6. Selon la combinaison des articles 1er et 4 de l'ordonnance n° 2020-316 du 25 mars 2020, 1er et 3-1 de l'ordonnance n° 2020-317 du 25 mars 2020, 2 du décret n° 2020-371 du 30 mars 2020 et 1er de l'arrêté du 15 mars 2020 complétant l'arrêté du 14 mars 2020 portant diverses mesures relatives à la lutte contre la propagation du virus covid-19, les personnes physiques et morales de droit privé qui, exerçant une activité économique particulièrement touchée par les conséquences économiques, financières et sociales de la propagation du covid-19 et des mesures prises pour la limiter, sont susceptibles de bénéficier du fonds de solidarité, ne peuvent encourir d'exécution de clause résolutoire, de clause pénale ou de toute clause prévoyant une déchéance, en raison du défaut de paiement de loyers ou de charges locatives afférents à leurs locaux professionnels et commerciaux, dont l'échéance de paiement intervient entre le 12 mars 2020 et l'expiration d'un délai de deux mois après la date de cessation de l'état d'urgence sanitaire.

7. Selon l'article L. 145-41 du code de commerce, les juges saisis d'une demande présentée dans les formes et conditions prévues aux articles 1244-1 à 1244-3 du code civil peuvent, en accordant des délais, suspendre la réalisation et les effets des clauses de résiliation, lorsque la résiliation n'est pas constatée ou prononcée par une décision de justice ayant acquis l'autorité de la chose jugée.

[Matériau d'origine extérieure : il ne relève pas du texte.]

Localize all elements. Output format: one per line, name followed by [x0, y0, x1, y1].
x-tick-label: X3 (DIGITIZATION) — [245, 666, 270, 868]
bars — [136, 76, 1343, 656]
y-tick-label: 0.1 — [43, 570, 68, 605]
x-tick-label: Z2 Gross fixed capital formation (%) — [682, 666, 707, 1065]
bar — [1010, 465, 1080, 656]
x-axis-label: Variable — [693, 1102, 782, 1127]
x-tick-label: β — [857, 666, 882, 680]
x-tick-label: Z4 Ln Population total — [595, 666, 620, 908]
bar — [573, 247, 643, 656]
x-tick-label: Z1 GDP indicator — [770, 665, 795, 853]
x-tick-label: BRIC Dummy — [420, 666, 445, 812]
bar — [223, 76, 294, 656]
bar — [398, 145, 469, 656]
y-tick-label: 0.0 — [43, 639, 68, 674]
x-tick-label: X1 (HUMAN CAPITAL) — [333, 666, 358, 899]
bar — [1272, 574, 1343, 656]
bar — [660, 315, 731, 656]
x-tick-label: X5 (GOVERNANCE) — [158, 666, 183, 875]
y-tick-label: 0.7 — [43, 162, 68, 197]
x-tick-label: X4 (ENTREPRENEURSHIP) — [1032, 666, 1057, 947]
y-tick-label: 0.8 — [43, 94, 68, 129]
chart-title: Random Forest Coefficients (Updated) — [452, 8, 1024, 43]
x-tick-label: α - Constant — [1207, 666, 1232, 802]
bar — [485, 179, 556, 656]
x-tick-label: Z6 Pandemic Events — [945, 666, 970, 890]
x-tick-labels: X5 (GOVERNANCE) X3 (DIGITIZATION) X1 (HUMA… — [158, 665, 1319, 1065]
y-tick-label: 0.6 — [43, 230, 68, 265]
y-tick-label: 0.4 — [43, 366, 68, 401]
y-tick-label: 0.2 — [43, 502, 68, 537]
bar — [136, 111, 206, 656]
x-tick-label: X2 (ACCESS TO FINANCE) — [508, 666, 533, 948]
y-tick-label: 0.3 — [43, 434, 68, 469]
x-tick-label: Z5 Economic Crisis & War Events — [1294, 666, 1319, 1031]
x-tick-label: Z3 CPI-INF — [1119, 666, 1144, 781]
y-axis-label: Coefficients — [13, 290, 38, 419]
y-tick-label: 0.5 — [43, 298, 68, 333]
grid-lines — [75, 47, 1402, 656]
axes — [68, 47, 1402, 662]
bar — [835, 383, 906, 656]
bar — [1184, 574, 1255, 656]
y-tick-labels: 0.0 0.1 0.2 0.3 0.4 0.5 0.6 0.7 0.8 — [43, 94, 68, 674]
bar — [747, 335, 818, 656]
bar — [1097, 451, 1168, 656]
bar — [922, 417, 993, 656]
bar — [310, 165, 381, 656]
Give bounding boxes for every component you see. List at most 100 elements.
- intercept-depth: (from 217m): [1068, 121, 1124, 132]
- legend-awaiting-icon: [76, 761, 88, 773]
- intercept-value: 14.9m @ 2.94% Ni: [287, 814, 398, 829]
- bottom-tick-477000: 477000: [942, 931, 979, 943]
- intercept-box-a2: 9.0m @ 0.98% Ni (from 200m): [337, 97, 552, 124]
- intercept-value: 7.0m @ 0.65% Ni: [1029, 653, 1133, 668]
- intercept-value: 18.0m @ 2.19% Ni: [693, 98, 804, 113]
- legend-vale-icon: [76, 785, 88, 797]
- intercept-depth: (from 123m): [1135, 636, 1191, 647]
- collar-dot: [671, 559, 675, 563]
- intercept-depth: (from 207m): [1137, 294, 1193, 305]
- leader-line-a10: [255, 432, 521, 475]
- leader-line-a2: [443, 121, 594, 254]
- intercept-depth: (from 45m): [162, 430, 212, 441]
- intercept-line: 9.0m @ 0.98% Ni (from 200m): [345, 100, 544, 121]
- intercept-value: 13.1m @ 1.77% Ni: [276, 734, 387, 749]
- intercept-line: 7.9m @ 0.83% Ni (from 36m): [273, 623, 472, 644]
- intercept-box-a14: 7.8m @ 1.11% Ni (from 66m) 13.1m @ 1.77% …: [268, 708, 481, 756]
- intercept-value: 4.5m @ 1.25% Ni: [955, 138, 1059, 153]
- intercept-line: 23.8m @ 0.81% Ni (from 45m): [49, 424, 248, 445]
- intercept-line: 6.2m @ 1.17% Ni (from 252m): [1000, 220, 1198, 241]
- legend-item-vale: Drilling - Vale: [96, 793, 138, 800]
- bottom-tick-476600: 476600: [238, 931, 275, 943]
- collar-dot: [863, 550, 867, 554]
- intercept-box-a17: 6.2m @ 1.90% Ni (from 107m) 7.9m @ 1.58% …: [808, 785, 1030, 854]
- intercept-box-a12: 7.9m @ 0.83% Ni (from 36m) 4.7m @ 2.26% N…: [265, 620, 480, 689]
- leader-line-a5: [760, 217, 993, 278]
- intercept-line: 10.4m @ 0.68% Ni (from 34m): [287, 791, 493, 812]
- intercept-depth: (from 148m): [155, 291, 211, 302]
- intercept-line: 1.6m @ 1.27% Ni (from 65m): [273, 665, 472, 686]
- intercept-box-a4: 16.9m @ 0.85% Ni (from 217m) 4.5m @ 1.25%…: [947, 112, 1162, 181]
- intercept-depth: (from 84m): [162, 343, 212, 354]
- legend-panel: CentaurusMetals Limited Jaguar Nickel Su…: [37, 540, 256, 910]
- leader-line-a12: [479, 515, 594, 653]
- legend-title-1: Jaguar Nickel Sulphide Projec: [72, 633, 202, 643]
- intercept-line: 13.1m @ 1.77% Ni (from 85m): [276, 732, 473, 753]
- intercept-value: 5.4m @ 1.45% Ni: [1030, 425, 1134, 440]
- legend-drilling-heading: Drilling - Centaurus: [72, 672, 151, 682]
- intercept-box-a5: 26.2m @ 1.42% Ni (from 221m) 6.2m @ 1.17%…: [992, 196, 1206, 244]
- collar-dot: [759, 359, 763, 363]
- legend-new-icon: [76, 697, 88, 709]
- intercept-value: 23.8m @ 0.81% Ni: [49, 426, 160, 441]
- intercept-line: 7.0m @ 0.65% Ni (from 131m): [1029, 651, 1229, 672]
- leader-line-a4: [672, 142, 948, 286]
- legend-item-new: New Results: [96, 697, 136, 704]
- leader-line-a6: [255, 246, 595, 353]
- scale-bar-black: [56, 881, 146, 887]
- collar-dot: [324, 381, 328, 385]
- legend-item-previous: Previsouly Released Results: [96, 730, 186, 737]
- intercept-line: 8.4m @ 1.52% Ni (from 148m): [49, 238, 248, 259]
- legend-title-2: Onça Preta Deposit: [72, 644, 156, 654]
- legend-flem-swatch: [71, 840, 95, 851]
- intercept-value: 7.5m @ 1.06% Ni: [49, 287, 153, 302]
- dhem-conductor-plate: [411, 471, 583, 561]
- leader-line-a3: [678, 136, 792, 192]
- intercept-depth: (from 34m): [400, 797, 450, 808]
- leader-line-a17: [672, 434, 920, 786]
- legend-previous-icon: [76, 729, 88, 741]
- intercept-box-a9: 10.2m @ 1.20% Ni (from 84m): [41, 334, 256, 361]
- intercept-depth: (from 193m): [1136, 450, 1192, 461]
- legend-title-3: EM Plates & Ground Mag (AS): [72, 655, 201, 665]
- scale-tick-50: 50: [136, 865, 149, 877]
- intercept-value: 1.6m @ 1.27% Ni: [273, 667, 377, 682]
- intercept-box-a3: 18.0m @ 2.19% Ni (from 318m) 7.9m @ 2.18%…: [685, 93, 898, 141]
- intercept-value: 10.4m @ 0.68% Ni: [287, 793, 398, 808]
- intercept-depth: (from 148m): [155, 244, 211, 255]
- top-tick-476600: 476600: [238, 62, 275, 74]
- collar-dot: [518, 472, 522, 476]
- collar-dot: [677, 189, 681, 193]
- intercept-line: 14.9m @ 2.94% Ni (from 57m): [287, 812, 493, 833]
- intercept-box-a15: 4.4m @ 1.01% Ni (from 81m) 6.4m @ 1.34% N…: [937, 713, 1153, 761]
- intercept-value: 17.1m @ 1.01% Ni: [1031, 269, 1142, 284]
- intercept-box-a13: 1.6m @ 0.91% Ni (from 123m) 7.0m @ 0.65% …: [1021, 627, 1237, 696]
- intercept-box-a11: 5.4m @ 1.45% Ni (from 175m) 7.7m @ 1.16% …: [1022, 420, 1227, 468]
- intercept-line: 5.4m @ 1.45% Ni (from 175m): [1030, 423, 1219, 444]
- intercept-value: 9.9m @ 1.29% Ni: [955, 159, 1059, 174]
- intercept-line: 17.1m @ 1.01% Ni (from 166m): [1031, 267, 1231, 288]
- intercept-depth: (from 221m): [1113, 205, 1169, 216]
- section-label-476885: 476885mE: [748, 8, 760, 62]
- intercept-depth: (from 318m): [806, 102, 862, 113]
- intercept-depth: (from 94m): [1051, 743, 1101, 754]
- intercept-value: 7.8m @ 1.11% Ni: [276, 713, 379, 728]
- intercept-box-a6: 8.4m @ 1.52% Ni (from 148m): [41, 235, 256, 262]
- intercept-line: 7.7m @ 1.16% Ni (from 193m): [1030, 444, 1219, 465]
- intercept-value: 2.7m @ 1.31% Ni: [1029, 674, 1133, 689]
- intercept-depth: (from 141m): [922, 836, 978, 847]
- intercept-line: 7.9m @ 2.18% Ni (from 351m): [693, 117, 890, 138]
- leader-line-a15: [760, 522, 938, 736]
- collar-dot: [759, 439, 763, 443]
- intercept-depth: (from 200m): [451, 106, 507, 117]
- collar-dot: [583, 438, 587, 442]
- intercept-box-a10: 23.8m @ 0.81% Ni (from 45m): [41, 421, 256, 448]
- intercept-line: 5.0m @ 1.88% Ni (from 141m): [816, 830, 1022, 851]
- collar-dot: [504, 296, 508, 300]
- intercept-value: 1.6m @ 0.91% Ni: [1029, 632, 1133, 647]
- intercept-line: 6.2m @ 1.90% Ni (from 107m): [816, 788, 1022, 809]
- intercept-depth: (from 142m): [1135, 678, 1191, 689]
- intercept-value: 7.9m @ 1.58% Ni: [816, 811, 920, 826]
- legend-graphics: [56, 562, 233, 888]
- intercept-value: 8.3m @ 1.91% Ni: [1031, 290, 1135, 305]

La clause résolutoire ne joue pas, si le locataire se libère dans les conditions fixées par le juge.

8. Il en résulte que faute de libération dans les conditions fixées par le juge, l'effet résolutoire de la clause est réputé avoir joué au jour où le bénéfice de cette clause a été acquis au bailleur, soit un mois après délivrance d'un commandement de payer resté infructueux.

9. Il s'en évince que l'interdiction des sanctions pour défaut de paiement des « loyers et charges » dont l'échéance de paiement intervient pendant la période protégée, prévue à l'article 4 de l'ordonnance du 25 mars 2020, ne s'applique pas aux effets d'une clause résolutoire acquise antérieurement à la période protégée, dont la suspension était conditionnée au respect d'un échéancier fixé par le juge.

10. La cour d'appel a d'abord relevé, que l'ordonnance de référé du 17 décembre 2019 avait constaté les effets de la clause résolutoire insérée au bail et, en avait suspendu les effets à l'apurement de l'arriéré locatif par fractions mensuelles devant intervenir le 15 de chaque mois suivant sa signification.

11. Elle a, ensuite, exactement retenu que les dispositions de l'article 4 de l'ordonnance n° 2020-316 ne s'appliquaient pas au non-respect d'une échéance au paiement duquel les effets de la clause résolutoire étaient suspendus par une décision de justice antérieure qui emporte résiliation du bail un mois après délivrance d'un commandement de payer la mettant en oeuvre.

12. Elle a, par ces seuls motifs, légalement justifié sa décision.

PAR CES MOTIFS, la Cour :

REJETTE le pourvoi ;

Condamne Mme [H] aux dépens ;

En application de l'article 700 du code de procédure civile, rejette les demandes ;

Ainsi fait et jugé par la Cour de cassation, troisième chambre civile, et prononcé par le président en son audience publique du quinze juin deux mille vingt-trois.